Systems were in place to show the service was under constant monitoring and review, which included external assessment.

11 October 2013

During a routine inspection

During the inspection, we spoke with three people who use the service. They told us they were very happy living at the home and with the care they received. They told us they were encouraged to live independently and had the freedom to participate in the activities they chose. They also told us they were kept involved in the review of their care.

We found that people who use the service received care in a way that met their needs and preferences. People's care records contained enough information to show how they were to be supported and cared for. People's health, safety and welfare was protected because the provider worked in co-operation with other health professionals.

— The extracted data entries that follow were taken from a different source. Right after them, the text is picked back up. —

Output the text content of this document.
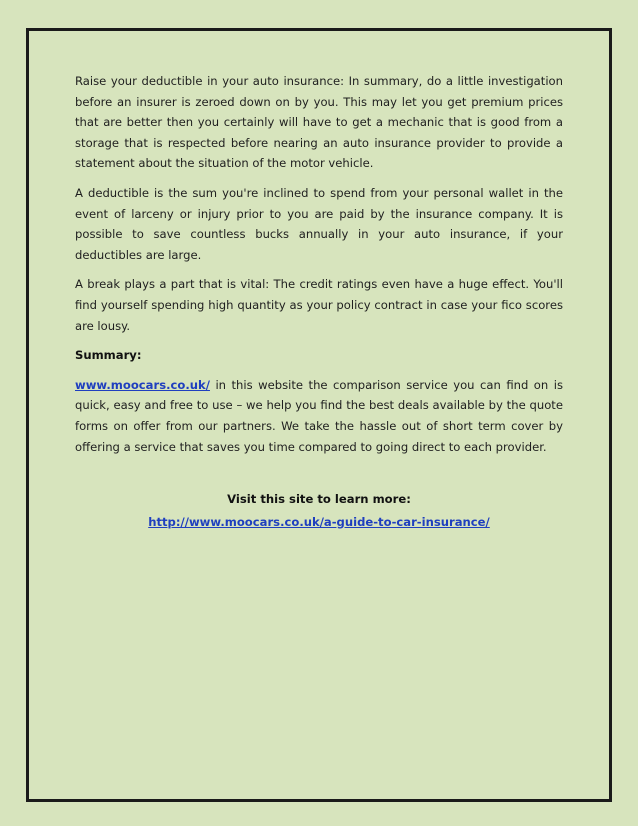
Raise your deductible in your auto insurance: In summary, do a little investigation before an insurer is zeroed down on by you. This may let you get premium prices that are better then you certainly will have to get a mechanic that is good from a storage that is respected before nearing an auto insurance provider to provide a statement about the situation of the motor vehicle.

A deductible is the sum you're inclined to spend from your personal wallet in the event of larceny or injury prior to you are paid by the insurance company. It is possible to save countless bucks annually in your auto insurance, if your deductibles are large.

A break plays a part that is vital: The credit ratings even have a huge effect. You'll find yourself spending high quantity as your policy contract in case your fico scores are lousy.

Summary:

www.moocars.co.uk/ in this website the comparison service you can find on is quick, easy and free to use – we help you find the best deals available by the quote forms on offer from our partners. We take the hassle out of short term cover by offering a service that saves you time compared to going direct to each provider.

Visit this site to learn more:

http://www.moocars.co.uk/a-guide-to-car-insurance/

We found there were arrangements in place to manage medicines safely. The people we spoke with told us the staff prompted them when they needed to take their medicines and they were always given their medicines on time.

The people we spoke with told us the staff were helpful and friendly. They told us there was always a member of staff around when they needed them. We found that people were cared for by a sufficient number of staff that were properly qualified, skilled and experienced to meet people's needs.

We found there was regular monitoring of the services and facilities provided to help protect people against the risks of inappropriate or unsafe care.

27 February 2013

During a routine inspection

Sunny Bank PRS (psychiatric rehabilitation services) is a privately owned care home for up to 21 people with mental health needs. During the inspection we spoke with three people living at the home. People said they were "happy", "they treat us like royalty here" and "staff treat you with dignity".

We looked at two peoples' care records. We saw that people were actively involved in planning their care and support. People were given information to allow them to make informed decisions about the options available. Plans were regularly reviewed to ensure they continued to meet peoples' specific needs.

Sunny Bank PRS is a large converted detached property with gardens to the front and rear. The property and grounds were well maintained. The home was clean and fresh. Furnishings were in good order.

The home was staffed by a small well established team. Staff benefitted from a comprehensive induction programme, regular ongoing training and professional development opportunities. Staff were supported by annual appraisals and regular supervisions sessions with their line manager.

The Manager told us that no complaints had been received at the home. We saw that there was a complaints procedure in place. One person living at the home told us there was "nothing I would want to change about Sunny Bank"

29 December 2011

During a routine inspection

During our visit to Sunny Bank PRS people told us that they were well looked after. They said staff were "Friendly and very nice" and "There's plenty going on here". People said that they were able to attend college courses and they regularly went to a leisure centre, sometimes more than twice a week. We heard that people joined in different activities within the home, such as cooking for themed food evenings and preparing birthday parties.

Comments from people included "It's been a Godsend for me this place" and "It's a good job I came here. I was in a state before".